From cortex to cord: motor circuit plasticity after spinal cord injury

Andrew R Brown, Marina Martinez, Andrew R Brown, Marina Martinez

Abstract

Spinal cord injury is associated with chronic sensorimotor deficits due to the interruption of ascending and descending tracts between the brain and spinal cord. Functional recovery after anatomically complete spinal cord injury is limited due to the lack of long-distance axonal regeneration of severed fibers in the adult central nervous system. Most spinal cord injuries in humans, however, are anatomically incomplete. Although restorative treatment options for spinal cord injury remain currently limited, research from experimental models of spinal cord injury have revealed a tremendous capability for both spontaneous and treatment-induced plasticity of the corticospinal system that supports functional recovery. We review recent advances in the understanding of corticospinal circuit plasticity after spinal cord injury and concentrate mainly on the hindlimb motor cortex, its corticospinal projections, and the role of spinal mechanisms that support locomotor recovery. First, we discuss plasticity that occurs at the level of motor cortex and the reorganization of cortical movement representations. Next, we explore downstream plasticity in corticospinal projections. We then review the role of spinal mechanisms in locomotor recovery. We conclude with a perspective on harnessing neuroplasticity with therapeutic interventions to promote functional recovery.

Keywords: animal models; corticospinal tract; forelimb; functional recovery; hindlimb; locomotion; motor cortex; motor map; neuroplasticity; spinal cord injury.

Conflict of interest statement

None

Figures

Figure 1
Figure 1
Motor cortex plasticity is involved in spontaneous locomotor recovery after spinal cord injury (SCI). (A) Thoracic hemisection SCI on the left side in the rat severs the crossed corticospinal tract from the contralesional motor cortex to the left hindlimb, but spares the crossed corticospinal projection from the ipsilesional motor cortex to the right hindlimb. The lumbosacral spinal circuits are located below the lesion. (B) In the intact state, intracortical microstimulation of either motor cortex elicits movement in the contralateral hindlimb. After SCI, stimulation of the contralesional motor cortex no longer elicits hindlimb movement for up to 5 weeks. Three weeks after SCI, stimulation of the ipsilesional motor cortex, that retains access to lumbosacral spinal circuits, elicits movement in both hindlimbs. This time point coincides with significant locomotor recovery of the affected (left) hindlimb (Brown and Martinez, 2018). Five weeks after SCI, stimulation of the ipsilesional motor cortex no longer elicits bilateral hindlimb movements. (C) Reversible inactivation of the ipsilesional motor cortex during skilled locomotion on a horizontal rung-ladder 3 weeks after SCI reinstated deficits in the affected hindlimb, but not in the intact state or 5 weeks after SCI. These findings indicate that after SCI, the ipsilesional motor cortex spontaneously gains a novel functional access to the affected hindlimb during the motor recovery process. Data presented are from a representational rat (Brown and Martinez, 2018).
Figure 2
Figure 2
Episodes of treadmill locomotion at 0.4 m/s displayed by a cat 3 weeks after a spinal hemisection at T10 and 24 hours after a second complete spinal lesion at T13. (A) Three weeks after hemisection, hindlimb locomotion was already re-expressed and well-organized. (B) After the subsequent complete spinal section isolating spinal circuits from all supraspinal inputs, the cat could express hindlimb locomotion as soon as tested (24 hours).
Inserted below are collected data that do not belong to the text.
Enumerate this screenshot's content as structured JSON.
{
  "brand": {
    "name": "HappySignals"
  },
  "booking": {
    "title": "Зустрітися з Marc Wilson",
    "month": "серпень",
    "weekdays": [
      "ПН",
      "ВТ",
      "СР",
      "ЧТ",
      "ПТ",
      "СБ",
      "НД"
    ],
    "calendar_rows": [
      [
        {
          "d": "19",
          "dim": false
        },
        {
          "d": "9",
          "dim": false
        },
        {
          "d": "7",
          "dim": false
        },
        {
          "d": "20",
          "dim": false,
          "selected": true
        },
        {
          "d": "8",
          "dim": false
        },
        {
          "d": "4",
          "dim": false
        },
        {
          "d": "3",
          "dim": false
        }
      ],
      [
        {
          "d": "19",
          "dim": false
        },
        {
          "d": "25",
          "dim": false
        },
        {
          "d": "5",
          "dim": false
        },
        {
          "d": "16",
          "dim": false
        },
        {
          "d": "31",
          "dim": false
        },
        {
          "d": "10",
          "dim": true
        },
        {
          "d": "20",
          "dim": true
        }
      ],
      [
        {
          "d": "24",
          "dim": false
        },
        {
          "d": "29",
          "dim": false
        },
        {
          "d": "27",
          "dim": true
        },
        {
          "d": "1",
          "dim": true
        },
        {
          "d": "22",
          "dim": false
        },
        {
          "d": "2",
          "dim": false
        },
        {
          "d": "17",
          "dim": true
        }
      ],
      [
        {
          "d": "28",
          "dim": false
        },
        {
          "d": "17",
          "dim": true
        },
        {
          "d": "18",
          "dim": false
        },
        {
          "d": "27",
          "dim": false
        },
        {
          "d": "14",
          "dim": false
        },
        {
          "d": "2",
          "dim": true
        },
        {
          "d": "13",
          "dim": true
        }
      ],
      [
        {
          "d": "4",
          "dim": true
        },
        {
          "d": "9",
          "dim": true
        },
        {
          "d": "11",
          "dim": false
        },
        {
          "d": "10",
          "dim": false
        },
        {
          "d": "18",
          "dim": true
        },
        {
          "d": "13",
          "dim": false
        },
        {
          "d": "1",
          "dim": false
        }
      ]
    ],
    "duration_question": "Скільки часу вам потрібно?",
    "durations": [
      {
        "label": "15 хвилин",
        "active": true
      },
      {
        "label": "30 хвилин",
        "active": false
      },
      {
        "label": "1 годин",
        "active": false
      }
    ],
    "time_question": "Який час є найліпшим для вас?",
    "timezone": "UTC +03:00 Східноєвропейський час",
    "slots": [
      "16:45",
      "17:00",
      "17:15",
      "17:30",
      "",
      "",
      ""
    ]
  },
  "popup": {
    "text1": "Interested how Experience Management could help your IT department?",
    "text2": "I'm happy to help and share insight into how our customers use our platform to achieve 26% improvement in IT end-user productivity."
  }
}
The locomotor pattern was asymmetrical and consisted mainly in a better capacity to walk with the hindlimb previously impacted by the hemisection. For instance, the phase of support on the side of the previous hemisection was longer than on the other side (horizontal bars below the EMG traces). Schematic drawings above each panel represent the extent of the hemisection (in grey) and of the subsequent complete spinalization (in black). Top traces of EMGs recordings are shown. Duty cycles (horizontal bars) below the EMGs illustrate the support periods. Srt: Sartorius; GM: median gastrocnemius; HL: hindlimb; sec: second; EMG: electromyography; l: left; r: right.
Figure 3
Figure 3
Schematic representation of the interactions between the motor cortex, spinal cord, and behavior during the motor recovery process after an incomplete spinal cord injury (SCI). (A) In the intact state, behavioral output (movement) is generated by the spinal cord which, in turn, is regulated by the motor cortex. Feedback (sensory afferents) is provided to the spinal cord and motor cortex to adjust the desired output response of the system. (B) After SCI, behavioral output is impaired due to disruptions in both its generation and feedback control. (C) During the recovery process, spontaneous plasticity can occur at multiple levels of the neuraxis, and be further promoted by therapeutic interventions to re-establish connectivity within the system. Circuit interactions are depicted indicating the directionality of communication (solid black arrows). Disruptions in communicative flow in the system occur after SCI (dashed black arrows). Strengthening of systems interactions (green dashed arrows) can be mediated through plasticity (purple arrows).